Wed Mar 28, 2012 3:49am EDT
March 28 - Standard & Poor's Ratings Services said today there is no immediate impact on the ratings on Sharp Corp. (BBB+/Negative/A-2) as a consequence of the company's capital and business tie-up with Taiwan-based Hon Hai Precision Industry Co. Ltd. (A-/Stable/--), a world leader in electronic manufacturing services. The tie-up will improve Sharp's credit quality in the medium term, in our opinion. However, the companies will take time to implement cooperation, and the capital increase does not improve Sharp's financial standing enough to change our assessment of its financial risk profile. As such, the tie-up has no immediate impact on our ratings on Sharp.

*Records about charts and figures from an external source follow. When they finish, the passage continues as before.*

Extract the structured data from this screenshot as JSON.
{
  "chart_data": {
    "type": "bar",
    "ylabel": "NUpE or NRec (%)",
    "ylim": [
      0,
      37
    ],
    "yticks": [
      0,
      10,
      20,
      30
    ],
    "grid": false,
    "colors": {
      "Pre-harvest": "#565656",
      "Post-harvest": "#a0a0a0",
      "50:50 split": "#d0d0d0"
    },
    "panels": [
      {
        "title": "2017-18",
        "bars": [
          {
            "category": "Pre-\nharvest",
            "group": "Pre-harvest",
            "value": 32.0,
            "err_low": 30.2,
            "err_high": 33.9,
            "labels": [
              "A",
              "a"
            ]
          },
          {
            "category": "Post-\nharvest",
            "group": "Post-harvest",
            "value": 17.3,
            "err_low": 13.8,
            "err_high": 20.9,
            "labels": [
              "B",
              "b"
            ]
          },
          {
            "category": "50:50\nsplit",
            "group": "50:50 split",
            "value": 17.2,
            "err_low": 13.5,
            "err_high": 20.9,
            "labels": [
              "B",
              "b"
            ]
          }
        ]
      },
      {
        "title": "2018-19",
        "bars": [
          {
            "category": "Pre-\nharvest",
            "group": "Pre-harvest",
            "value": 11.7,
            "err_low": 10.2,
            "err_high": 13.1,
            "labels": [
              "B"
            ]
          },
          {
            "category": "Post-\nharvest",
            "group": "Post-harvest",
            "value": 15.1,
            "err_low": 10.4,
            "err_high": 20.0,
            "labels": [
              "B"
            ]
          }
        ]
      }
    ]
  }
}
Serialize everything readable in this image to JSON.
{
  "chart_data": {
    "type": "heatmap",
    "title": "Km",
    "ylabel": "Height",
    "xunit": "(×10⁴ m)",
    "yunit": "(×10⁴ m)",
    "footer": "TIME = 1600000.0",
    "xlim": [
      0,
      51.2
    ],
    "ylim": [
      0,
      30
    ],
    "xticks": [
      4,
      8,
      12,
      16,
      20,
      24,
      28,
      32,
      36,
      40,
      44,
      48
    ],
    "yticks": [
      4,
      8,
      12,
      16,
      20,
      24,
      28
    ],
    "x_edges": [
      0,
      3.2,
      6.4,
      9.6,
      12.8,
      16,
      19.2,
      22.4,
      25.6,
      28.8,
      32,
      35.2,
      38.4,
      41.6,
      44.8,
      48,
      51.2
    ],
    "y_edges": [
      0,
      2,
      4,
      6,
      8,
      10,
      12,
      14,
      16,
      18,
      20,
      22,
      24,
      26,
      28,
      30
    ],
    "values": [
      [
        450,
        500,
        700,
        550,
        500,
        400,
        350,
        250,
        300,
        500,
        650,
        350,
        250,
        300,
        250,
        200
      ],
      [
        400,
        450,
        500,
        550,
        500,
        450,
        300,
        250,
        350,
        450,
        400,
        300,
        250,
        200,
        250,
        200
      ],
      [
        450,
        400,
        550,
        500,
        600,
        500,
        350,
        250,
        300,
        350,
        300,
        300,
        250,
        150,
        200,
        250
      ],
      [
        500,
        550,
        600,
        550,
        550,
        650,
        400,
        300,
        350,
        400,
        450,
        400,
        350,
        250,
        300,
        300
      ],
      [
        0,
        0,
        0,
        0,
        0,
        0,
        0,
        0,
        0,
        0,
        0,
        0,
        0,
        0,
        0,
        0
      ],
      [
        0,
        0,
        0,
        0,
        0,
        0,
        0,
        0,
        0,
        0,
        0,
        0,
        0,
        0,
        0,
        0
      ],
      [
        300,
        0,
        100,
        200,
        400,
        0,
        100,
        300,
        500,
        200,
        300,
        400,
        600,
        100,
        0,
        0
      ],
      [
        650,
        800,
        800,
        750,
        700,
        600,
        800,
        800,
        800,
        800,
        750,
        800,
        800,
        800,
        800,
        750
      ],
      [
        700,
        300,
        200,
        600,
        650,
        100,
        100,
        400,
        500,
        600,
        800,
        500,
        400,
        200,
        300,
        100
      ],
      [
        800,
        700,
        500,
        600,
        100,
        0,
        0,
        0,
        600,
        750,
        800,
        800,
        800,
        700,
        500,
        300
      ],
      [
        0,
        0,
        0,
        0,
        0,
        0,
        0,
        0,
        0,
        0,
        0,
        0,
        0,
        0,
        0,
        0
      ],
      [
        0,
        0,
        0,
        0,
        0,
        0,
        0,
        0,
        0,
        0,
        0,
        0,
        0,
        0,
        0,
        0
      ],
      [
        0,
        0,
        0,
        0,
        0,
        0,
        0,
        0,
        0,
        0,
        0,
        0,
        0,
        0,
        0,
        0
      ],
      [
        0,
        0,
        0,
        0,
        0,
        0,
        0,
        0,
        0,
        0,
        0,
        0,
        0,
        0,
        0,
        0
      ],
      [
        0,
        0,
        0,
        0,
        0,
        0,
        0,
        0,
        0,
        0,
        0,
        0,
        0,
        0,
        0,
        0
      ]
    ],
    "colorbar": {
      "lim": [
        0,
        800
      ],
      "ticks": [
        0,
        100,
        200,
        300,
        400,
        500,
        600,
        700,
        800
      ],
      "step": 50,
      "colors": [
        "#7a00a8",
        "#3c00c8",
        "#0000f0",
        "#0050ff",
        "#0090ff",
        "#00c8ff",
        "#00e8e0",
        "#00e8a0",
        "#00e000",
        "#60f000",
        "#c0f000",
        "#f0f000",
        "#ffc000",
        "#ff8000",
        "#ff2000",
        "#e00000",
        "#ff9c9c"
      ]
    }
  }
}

Sharp will raise about JPY130 billion through a third-party allocation of new shares to the Hon Hai group and the sale of a portion of its stake in a subsidiary to the group. Hon Hai will ultimately purchase up to 50% of the liquid-crystal display (LCD) panels that Sharp manufactures at its main LCD panel plant in Sakai City, Osaka Prefecture. We believe the tie-up will help stabilize the plant's capacity utilization rate, which we had considered a risk factor for the company's credit quality. In addition, Sharp's plan to use Hon Hai's advanced manufacturing system may improve the cost competitiveness of core products such as flat-panel TVs and cell phones. However, the tie-up will likely take time to implement, and the external environment for Sharp's core operations remains severe. Therefore, we are cautious about prospects for an immediate improvement in Sharp's business performance. We anticipate the ratio of Sharp's debt to total capital will remain high at about 56%, even after taking the capital increase into consideration, and this is within our assumptions for the current ratings.